A penny, nickel, dime, and a quarter are tossed. What is the probability of the event of obtaining at least three heads on the tosses?
To calculate the probability of obtaining at least three heads on the tosses, we need to determine the total number of possible outcomes and the number of favorable outcomes.
Total Number of Possible Outcomes:
Since we are tossing 4 coins (penny, nickel, dime, and quarter), each coin has 2 possible outcomes (heads or tails). Therefore, the total number of possible outcomes is 2 * 2 * 2 * 2 = 16.
Number of Favorable Outcomes:
To obtain at least three heads, we have the following possibilities:
1. HHHH - All four coins showing heads.
2. HHHT, HHTH, HTHH, THHH - Three coins showing heads and one showing tails.
3. HTTH, TTHH, THTH, HHTT, HTHT, THTT, TTTH - Two coins showing heads and two showing tails.
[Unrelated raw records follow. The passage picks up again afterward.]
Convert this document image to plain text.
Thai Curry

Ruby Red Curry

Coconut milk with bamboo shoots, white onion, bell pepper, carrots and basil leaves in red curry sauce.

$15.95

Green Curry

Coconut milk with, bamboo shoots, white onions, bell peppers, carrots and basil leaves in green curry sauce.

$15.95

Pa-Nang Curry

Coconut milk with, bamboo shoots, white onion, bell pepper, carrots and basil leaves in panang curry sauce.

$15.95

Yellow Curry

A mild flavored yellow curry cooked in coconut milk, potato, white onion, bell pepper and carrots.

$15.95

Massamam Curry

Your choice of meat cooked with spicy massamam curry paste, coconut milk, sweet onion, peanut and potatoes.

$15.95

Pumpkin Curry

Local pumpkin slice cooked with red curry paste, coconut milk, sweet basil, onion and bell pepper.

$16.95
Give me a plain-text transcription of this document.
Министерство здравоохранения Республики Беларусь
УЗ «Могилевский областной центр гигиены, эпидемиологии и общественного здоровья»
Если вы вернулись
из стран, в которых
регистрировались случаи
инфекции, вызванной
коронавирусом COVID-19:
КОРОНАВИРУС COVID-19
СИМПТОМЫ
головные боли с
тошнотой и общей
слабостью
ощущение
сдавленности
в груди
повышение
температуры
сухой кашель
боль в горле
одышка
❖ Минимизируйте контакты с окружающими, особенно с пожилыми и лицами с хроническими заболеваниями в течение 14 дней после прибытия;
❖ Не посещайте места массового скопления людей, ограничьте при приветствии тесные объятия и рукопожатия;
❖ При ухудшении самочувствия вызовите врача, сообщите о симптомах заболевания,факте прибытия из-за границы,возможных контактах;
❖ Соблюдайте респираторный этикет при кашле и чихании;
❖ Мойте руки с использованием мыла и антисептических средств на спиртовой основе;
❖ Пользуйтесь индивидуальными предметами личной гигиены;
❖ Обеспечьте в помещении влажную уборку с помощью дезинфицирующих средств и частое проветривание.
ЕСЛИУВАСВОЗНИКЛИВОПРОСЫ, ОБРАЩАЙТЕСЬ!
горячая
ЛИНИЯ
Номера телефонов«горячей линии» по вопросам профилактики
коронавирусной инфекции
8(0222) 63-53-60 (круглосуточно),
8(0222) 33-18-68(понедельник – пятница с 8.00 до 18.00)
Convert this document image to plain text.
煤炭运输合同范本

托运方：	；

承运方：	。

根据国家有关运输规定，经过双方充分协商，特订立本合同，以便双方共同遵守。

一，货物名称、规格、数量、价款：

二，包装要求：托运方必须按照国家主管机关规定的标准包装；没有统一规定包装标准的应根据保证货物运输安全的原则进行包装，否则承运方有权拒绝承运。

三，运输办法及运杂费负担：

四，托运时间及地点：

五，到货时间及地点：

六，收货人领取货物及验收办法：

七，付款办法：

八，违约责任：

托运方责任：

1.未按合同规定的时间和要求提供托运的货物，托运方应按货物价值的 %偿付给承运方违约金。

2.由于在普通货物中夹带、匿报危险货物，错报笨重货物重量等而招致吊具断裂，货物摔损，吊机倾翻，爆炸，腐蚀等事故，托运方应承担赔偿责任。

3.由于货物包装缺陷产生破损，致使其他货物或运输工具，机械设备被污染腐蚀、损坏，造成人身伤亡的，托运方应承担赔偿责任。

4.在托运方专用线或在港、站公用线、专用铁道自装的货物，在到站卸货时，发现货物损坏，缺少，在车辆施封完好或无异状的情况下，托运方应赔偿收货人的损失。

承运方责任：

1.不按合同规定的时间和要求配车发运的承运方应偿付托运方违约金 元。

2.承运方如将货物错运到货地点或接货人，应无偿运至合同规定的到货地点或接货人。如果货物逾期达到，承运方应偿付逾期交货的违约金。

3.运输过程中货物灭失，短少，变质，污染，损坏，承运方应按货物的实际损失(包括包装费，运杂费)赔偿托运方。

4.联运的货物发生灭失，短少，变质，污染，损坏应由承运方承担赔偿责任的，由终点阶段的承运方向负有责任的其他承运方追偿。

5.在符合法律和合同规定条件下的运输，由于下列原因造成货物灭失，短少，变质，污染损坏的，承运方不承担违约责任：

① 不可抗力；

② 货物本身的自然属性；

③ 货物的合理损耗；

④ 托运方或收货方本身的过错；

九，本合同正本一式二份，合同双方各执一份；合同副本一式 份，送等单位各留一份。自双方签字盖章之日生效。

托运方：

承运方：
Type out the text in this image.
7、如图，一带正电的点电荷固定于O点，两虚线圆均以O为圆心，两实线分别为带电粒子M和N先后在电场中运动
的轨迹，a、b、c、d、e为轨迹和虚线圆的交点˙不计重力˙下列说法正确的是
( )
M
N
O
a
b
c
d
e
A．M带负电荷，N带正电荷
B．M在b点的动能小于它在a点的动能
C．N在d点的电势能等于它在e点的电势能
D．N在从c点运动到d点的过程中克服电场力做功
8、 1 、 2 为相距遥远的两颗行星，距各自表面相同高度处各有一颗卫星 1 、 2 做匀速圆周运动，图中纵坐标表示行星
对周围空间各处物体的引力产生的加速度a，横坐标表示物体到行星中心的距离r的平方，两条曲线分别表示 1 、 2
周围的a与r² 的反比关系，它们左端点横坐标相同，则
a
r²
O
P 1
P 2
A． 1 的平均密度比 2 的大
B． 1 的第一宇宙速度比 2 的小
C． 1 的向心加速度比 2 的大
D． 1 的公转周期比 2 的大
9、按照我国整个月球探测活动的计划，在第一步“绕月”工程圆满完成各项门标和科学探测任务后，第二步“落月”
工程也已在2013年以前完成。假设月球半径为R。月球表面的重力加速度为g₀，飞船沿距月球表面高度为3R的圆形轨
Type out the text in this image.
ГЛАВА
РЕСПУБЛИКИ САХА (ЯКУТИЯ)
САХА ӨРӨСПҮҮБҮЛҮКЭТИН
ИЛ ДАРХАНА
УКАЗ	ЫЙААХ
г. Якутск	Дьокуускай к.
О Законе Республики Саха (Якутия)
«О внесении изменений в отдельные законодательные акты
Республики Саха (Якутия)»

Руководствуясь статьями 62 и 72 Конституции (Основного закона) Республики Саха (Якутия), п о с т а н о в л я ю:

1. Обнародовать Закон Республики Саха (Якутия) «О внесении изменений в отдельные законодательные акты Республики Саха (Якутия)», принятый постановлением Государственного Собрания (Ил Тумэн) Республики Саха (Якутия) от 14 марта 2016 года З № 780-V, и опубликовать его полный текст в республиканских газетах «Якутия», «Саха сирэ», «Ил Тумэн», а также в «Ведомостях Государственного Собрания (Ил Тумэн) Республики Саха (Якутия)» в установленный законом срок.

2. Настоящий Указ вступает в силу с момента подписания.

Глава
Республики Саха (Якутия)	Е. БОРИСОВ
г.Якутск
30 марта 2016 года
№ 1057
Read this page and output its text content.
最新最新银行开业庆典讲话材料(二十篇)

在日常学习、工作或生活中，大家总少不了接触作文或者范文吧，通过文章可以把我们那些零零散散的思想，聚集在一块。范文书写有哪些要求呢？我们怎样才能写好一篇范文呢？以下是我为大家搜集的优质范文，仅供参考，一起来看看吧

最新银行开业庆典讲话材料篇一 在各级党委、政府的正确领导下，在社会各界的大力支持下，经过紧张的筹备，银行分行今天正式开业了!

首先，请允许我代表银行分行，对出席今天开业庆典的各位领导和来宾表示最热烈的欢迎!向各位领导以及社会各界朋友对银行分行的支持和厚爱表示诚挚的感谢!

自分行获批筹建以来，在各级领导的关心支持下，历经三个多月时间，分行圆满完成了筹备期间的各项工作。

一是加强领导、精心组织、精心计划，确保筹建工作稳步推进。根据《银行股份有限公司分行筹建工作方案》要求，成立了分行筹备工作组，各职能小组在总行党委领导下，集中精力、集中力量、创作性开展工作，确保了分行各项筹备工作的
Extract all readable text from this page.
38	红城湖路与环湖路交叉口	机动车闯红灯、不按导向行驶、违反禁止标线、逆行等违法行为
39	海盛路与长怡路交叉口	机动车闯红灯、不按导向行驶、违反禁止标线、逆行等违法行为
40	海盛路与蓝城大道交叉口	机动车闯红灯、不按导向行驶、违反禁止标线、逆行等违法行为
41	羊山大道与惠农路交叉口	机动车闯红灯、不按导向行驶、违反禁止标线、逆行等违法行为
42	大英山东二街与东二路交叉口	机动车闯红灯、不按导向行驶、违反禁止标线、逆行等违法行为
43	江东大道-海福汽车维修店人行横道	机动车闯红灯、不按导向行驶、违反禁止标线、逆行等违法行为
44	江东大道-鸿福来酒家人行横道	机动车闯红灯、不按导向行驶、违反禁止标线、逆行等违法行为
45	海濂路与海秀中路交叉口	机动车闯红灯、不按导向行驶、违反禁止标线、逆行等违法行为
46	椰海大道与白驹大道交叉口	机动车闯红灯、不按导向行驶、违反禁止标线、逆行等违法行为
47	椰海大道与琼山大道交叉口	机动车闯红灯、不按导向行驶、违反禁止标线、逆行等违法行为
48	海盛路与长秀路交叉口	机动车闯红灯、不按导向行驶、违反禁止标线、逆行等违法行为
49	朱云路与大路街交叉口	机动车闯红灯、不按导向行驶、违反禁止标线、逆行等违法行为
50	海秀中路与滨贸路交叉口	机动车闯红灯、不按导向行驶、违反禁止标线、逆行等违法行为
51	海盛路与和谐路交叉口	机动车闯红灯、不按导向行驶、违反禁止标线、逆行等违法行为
4. TTTT - All four coins showing tails.
Counting these possibilities, we have a total of 1 + 4 + 6 + 1 = 12 favorable outcomes.
Probability:
The probability of an event is defined as the number of favorable outcomes divided by the number of total outcomes.
Therefore, the probability of obtaining at least three heads on the tosses is 12/16 = 3/4, which can also be expressed as 0.75 or 75%.
So, the probability of the event is 3/4 or 75%.